Despite the leaps and bounds of technology in vacuum cleaners, the devices remained a luxury item. It was not until after World War II that vacuum cleaners became more accessible to the middle class. Vacuum cleaners have been popular because of the widespread use of carpeting, especially in western countries. The latter half of the twentieth century saw the development of a wide variety of vacuum cleaners. Vacuum cleaners can be found in a variety of styles. Upright vacuum cleaners are popular, and they work on the principle of collecting dirt through both vibration and sweeping. The dirt is collected into a bag or container that can be emptied when full.
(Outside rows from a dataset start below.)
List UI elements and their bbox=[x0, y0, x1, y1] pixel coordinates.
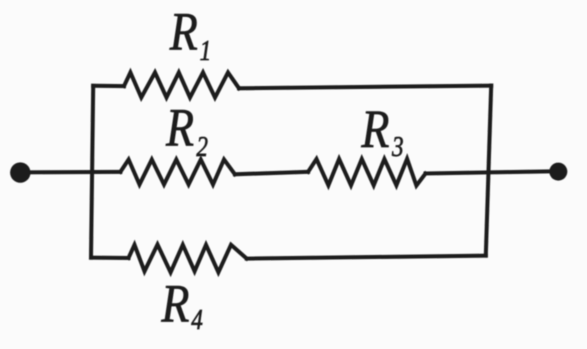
label R1 bbox=[169, 1, 211, 66]
resistor R1 bbox=[124, 73, 239, 98]
node: input terminal (left) bbox=[10, 162, 30, 182]
svg-text:R: R bbox=[360, 99, 389, 159]
wire: top branch, right segment bbox=[239, 86, 491, 89]
wire: right bus vertical (joins top, middle, bottom branches) bbox=[486, 86, 491, 256]
svg-text:R: R bbox=[160, 273, 189, 333]
resistor R2 bbox=[120, 160, 234, 185]
wire: bottom branch, left segment bbox=[91, 256, 129, 260]
svg-text:R: R bbox=[165, 97, 194, 157]
svg-text:3: 3 bbox=[391, 131, 403, 163]
svg-text:4: 4 bbox=[191, 304, 203, 336]
resistor R3 bbox=[308, 159, 425, 186]
wire: bottom branch, right segment bbox=[247, 256, 486, 259]
label R3 bbox=[360, 99, 403, 163]
wire: top branch, left segment bbox=[93, 84, 124, 88]
wire: input lead from left terminal to R2 bbox=[22, 170, 120, 175]
label R4 bbox=[160, 273, 202, 336]
wire: middle branch link between R2 and R3 bbox=[235, 172, 308, 175]
wire: left bus vertical (joins top, middle, bottom branches) bbox=[91, 86, 93, 258]
wire: output lead from R3 to right terminal bbox=[426, 171, 557, 173]
svg-text:1: 1 bbox=[200, 35, 212, 67]
svg-text:R: R bbox=[169, 1, 198, 61]
resistor R4 bbox=[129, 245, 247, 273]
label R2 bbox=[165, 97, 208, 163]
node: output terminal (right) bbox=[549, 163, 567, 181]
svg-text:2: 2 bbox=[196, 131, 208, 163]
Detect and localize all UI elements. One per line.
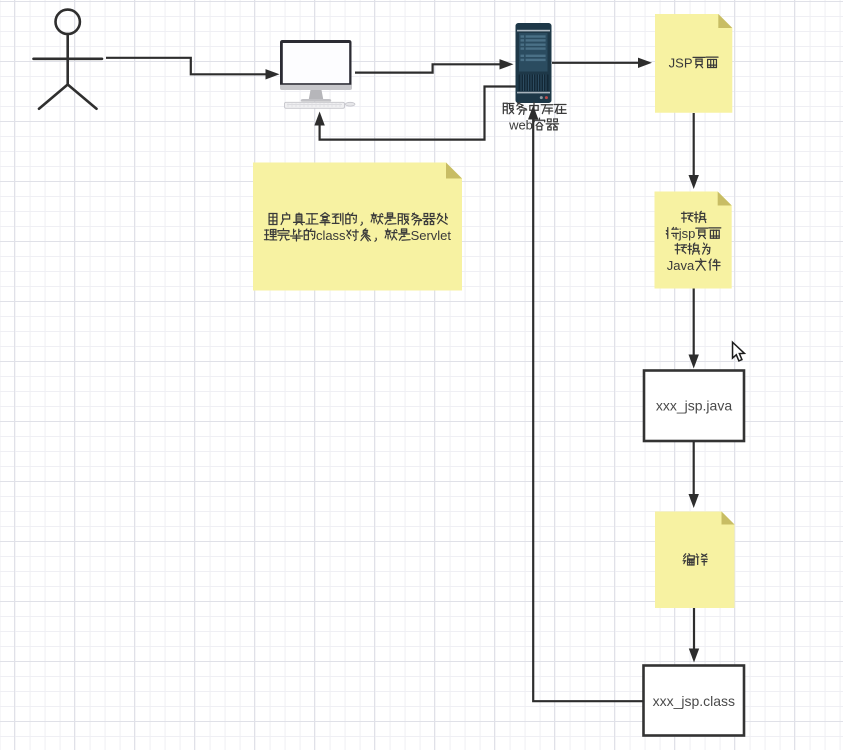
big note: 用户真正拿到的，就是服务器处理完毕的class对象，就是Servlet bbox=[253, 163, 462, 291]
wire monitor to server bbox=[355, 59, 514, 73]
actor (stick figure user) bbox=[34, 10, 103, 109]
svg-text:jsp: jsp bbox=[678, 226, 696, 241]
box: xxx_jsp.java bbox=[644, 371, 744, 442]
wire server response to monitor bbox=[314, 87, 515, 140]
svg-text:class: class bbox=[316, 228, 346, 243]
wire 编译 note to xxx_jsp.class box bbox=[689, 608, 699, 663]
svg-text:JSP: JSP bbox=[669, 55, 693, 70]
wire java box to 编译 note bbox=[689, 442, 699, 509]
note: 转换/将jsp页面/转换为/Java文件 bbox=[655, 192, 732, 289]
wire xxx_jsp.class back to server (feedback) bbox=[528, 106, 644, 702]
svg-text:Java: Java bbox=[667, 258, 695, 273]
server tower (web container host) bbox=[516, 23, 552, 103]
box: xxx_jsp.class bbox=[644, 666, 745, 736]
svg-text:xxx_jsp.class: xxx_jsp.class bbox=[653, 693, 735, 709]
wire actor to monitor bbox=[106, 58, 280, 80]
note: 编译 bbox=[655, 512, 735, 609]
wire JSP note to 转换 note bbox=[689, 113, 699, 189]
wire 转换 note to xxx_jsp.java box bbox=[689, 289, 699, 369]
wire server to JSP note bbox=[552, 58, 652, 68]
monitor (client computer) bbox=[280, 40, 355, 108]
svg-text:xxx_jsp.java: xxx_jsp.java bbox=[656, 398, 732, 414]
note: JSP页面 bbox=[655, 14, 732, 113]
label: 服务中存在 web容器 (server label) bbox=[503, 102, 566, 132]
svg-text:Servlet: Servlet bbox=[411, 228, 452, 243]
mouse cursor bbox=[733, 342, 745, 361]
svg-text:web: web bbox=[508, 117, 533, 132]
Another popular variety of vacuum cleaners, especially in Europe, is the canister or cylinder model. This model has the motor and dust collector in a separate unit and the vacuum head is connected to it by a long hose. These vacuums are mounted on wheels. Not only are they more maneuverable but they are also incredibly flexible. Many commercial cleaners use backpack vacuums in which the operate straps the canister onto his or her back and carries the hose in hand. Handheld vacuums are good for hard-to-reach places and have been around since the late 1970s and early 1980s. Both Black and Decker and Dirt Devil have been leaders in handheld vacuums.
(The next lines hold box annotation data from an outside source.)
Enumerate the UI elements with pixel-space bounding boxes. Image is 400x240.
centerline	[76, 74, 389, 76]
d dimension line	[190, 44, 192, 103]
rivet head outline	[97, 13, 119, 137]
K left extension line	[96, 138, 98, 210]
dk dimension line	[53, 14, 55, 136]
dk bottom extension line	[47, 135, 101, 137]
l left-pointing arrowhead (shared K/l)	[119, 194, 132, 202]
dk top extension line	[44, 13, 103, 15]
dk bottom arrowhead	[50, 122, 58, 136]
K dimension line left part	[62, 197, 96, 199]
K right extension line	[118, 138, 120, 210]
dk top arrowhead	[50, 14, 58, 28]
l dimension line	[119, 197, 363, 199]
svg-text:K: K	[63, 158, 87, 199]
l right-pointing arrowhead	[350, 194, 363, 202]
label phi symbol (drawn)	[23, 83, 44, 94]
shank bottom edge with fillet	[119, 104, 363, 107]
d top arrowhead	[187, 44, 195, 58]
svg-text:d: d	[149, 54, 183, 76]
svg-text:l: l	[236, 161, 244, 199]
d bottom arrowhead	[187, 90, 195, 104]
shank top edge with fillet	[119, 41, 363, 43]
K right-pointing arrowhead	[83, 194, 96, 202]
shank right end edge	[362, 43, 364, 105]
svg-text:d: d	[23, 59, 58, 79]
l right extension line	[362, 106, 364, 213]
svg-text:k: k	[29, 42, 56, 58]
The early twenty-first century has seen the development of robotic vacuums that are self-powered. These devices move back and forth across a floor while they collect dirt and debris into a dustbin. Machines like these from Roomba, Dyson, and Intellibot, are powered by batteries and have to recharge. They can also maneuver around furniture. Vacuum cleaners have come a long way from using bellows to suck up dirt. No matter where vacuum cleaning technology goes from here, they will most likely remain a mainstay of households.